(WIVB) — More Hollywood glitz and glam is making its way to The Queen City! A movie directed by Guillermo Del Toro will film in Buffalo Tuesday through the weekend.
Buffalo’s film commissioner Tim Clark said crews will mainly stay in the city of Buffalo.
The movie is called “Nightmare Alley” and stars Bradley Cooper. According to Searchlight Films, Cooper plays an ambitious young carny who gets together with a female psychiatrist to con people out of money.
The film will also star Rooney Mara, Willem Dafoe, Cate Blanchett, Ron Perlman and Richard Jenkins.
Nightmare Alley is mainly being filmed in Toronto, but Clark said Del Toro was drawn to Buffalo’s distinct architecture for some scenes in the movie.
“It’s really quite an important asset of ours to talk about when we sell this area for movie production,” Clark said about Buffalo’s architecture. “So many other communities have torn this sort of architecture down, but we’ve got a very active preservationist group here which was really smart in keeping it. This is in fact a period movie, and it fits in very, very well with what they’re looking for.”

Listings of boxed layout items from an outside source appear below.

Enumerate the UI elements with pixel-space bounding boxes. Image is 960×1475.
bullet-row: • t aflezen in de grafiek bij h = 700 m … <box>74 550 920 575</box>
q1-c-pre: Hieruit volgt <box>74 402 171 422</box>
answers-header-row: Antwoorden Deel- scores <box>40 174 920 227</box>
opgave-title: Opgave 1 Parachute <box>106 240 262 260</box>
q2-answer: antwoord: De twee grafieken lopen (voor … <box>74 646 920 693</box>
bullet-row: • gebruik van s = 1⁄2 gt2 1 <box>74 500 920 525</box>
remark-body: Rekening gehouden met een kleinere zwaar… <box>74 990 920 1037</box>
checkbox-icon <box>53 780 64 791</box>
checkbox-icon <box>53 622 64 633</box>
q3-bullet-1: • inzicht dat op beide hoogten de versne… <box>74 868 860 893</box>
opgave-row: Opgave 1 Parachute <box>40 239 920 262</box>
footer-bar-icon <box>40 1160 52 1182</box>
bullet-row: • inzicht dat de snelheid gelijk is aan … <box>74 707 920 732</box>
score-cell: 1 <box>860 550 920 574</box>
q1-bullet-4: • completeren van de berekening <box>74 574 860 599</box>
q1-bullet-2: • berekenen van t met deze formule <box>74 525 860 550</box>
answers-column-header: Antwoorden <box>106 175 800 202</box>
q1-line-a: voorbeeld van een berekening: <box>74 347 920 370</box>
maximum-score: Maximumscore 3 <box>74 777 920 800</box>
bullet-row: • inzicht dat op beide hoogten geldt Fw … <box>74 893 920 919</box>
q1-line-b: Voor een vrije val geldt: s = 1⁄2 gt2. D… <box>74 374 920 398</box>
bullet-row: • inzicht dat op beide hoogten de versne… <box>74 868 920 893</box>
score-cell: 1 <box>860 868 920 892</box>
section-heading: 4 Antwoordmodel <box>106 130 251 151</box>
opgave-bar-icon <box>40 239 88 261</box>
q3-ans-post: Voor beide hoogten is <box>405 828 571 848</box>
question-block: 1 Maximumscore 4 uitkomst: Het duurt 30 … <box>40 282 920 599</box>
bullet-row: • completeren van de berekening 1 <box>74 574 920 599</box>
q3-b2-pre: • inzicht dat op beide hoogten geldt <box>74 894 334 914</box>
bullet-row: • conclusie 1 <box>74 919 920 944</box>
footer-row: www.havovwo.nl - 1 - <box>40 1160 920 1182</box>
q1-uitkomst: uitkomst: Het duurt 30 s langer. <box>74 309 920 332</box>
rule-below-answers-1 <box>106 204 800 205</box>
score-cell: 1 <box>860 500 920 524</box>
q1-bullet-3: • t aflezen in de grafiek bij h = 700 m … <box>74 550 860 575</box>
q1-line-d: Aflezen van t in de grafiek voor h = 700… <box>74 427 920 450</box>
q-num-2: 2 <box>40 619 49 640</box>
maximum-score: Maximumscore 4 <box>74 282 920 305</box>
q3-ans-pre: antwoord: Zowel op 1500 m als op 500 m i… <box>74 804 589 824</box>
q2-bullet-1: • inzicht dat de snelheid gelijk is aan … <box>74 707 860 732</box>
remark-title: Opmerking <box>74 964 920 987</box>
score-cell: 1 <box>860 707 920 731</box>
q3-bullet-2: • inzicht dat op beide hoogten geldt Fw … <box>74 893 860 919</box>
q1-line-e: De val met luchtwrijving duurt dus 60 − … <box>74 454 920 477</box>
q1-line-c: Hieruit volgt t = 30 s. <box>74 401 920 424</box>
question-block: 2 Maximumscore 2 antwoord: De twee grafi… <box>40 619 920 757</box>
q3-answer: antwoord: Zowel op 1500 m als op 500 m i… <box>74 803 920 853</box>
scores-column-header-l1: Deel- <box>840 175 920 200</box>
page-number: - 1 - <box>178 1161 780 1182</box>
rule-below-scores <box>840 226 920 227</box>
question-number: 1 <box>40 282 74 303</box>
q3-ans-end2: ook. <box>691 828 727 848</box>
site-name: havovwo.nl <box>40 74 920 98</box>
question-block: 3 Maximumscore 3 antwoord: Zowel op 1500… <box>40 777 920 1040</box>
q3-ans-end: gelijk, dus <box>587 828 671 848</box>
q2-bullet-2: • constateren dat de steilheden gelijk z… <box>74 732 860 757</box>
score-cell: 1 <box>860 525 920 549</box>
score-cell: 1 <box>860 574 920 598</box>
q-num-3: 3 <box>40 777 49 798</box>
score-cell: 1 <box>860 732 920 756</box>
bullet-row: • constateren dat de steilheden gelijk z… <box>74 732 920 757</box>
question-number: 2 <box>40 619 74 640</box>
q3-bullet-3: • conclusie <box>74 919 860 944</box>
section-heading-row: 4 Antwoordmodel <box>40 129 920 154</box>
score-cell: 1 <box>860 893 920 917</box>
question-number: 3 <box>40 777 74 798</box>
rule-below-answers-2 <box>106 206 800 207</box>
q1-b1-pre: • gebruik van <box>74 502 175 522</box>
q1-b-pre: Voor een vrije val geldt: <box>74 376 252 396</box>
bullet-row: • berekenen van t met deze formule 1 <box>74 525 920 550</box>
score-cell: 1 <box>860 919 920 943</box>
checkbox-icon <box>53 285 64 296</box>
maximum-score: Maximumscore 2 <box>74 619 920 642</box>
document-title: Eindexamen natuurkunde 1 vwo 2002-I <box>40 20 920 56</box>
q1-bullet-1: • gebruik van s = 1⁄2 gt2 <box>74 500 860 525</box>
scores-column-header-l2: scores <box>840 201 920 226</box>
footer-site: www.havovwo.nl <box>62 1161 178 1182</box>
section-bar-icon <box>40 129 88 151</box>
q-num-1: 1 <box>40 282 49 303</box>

Clark said more than 200 people were hired to do behind-the-scenes work for this week of filming. About half of them are from the area. And about 400 extras were also hired. The majority, or all, of the extras are from WNY.
Many local businesses will also benefit from the movie. That includes an antique store on Tonawanda Street, CooCooU. The 12,000 sq. ft. space holds thousands of mid-century modern pieces, and the set director for Nightmare Alley was extremely interested in some of the store’s furniture for the film.
“The movie was set in the late 30s, 40s, and I have a lot of art deco props, and whatnot, and statues and lighting and furniture for various sets they were putting together,” Michael Merisola said, the owner of CooCooU. “It’s fun for me to see it after it’s done. You look at it, and go, ‘there’s my dresser.’ So it’s kind of neat.”
Merisola also sold and rented furniture that was featured in The Shape of Water, A Quiet Place Part II, Marshall and other movies, commercials and shows.
“It leaves millions and millions of dollars,” Tim Clark said. “The tangible impact of a movie like this is staggering really. But the intangible is also staggering, because it allows our city to be portrayed really worldwide on the silver screen, on the big screen, and that’s something money really can’t buy.”